Northern Colorado will see a better chance at more accumulating snow due to the Northern track of this storm and many of those areas being under favorable lift from the jet stream. Areas West of Interstate 25 could see a few inches to several inches, more accumulation as you go further West into the foothills and mountains. The plains will generally be in the 2-4" or 1-3" range with higher ends of that forecast range as you go further West and the lower ends as you go further East.
Northern and Central Mountains/ I-70 Corridor
The mountains will benefit from this storm quite a bit after the past few storms haven't delivered much in the way of snow that could meaningfully build the snowpack. Many mountain resorts will see between 4-8" and 5-10" of snow through Tuesday night. This will create difficult travel conditions in the mountains (timing and impacts mentioned above) so keep that in mind if you have travel plans or want to take advantage of a powder day on Tuesday and potentially Wednesday.
The Northern track of this storm will leave many parts of Southern Colorado high and dry or with generally light snowfall amounts. Best shot at any snow is along the I-25 corridor and Westward into the mountains and foothills... even then amounts won't be anything to write home about.
Southwestern Colorado Mountains
Southwestern Colorado will see a bit of snow out of this storm as well, mainly for favored slopes and peaks and up towards the North around Crested Butte. Other valleys and lower elevations won't see a whole lot, but have chances of seeing an inch or two. Some roads over the higher passes could be slick due to that snow and ice accumulation.
Be Prepared for Very Cold Temperatures!
Arctic air will filter in behind a front that moves through late Monday and early Tuesday morning. Behind this front temperatures are very cold in the teens and single digits. While cloudcover and snow may dampen this cold initially on Tuesday, by later in the day we could see temperatures drop further as the storm moves out and skies clear.
The quicker the storm moves out on Tuesday the colder Tuesday night/ Wednesday morning could be... so take the temperatures on the model snapshots below with a grain of salt. It's possible that they are too warm by up to 3-5 degrees for many areas.
We'll take you through the progression of the cold air below:
Again, we'll be watching timing on when that storm moves out - we may need to adjust these numbers downwards... keep an eye our for details on that.

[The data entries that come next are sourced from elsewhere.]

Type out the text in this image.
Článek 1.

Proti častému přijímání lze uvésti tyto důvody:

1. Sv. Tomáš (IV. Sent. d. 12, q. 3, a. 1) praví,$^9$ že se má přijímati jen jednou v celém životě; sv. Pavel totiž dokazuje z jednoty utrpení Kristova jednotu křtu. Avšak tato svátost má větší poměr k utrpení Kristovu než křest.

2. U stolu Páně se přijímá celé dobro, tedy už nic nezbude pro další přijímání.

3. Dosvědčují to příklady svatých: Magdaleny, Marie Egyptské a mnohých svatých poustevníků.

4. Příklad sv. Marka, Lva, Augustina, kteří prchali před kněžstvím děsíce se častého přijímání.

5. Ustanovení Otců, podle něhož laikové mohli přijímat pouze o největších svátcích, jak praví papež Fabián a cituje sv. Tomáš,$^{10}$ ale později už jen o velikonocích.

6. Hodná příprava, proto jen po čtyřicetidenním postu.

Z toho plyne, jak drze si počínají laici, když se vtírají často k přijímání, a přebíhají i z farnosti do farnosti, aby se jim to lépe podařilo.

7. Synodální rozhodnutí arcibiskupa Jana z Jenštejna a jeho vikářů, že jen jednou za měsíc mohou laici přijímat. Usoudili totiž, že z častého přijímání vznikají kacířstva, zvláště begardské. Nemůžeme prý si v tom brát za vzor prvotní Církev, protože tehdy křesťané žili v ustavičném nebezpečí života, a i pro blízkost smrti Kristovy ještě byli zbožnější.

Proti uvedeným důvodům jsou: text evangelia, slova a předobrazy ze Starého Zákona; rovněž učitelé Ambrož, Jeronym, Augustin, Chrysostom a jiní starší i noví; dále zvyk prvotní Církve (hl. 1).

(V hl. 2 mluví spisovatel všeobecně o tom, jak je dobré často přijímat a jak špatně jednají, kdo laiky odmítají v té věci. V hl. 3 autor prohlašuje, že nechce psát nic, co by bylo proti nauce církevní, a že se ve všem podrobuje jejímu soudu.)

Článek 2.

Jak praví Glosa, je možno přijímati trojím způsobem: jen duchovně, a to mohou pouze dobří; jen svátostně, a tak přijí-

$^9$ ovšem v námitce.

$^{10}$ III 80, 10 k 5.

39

This storm is still evolving for areas South of Denver. As such one more large forecast update or change may be needed - that will most likely be posted late tonight before the storm's arrival. I'll have any small changes to trends I'm noticing up during the day on social media but expect that larger update late tonight, most likely after 10PM. Forecast confidence is medium/high for Denver and areas North, it's high for the mountains - only medium for the Palmer Divide and Colorado Springs/Pikes Peak region. I'll need more data to nail that down.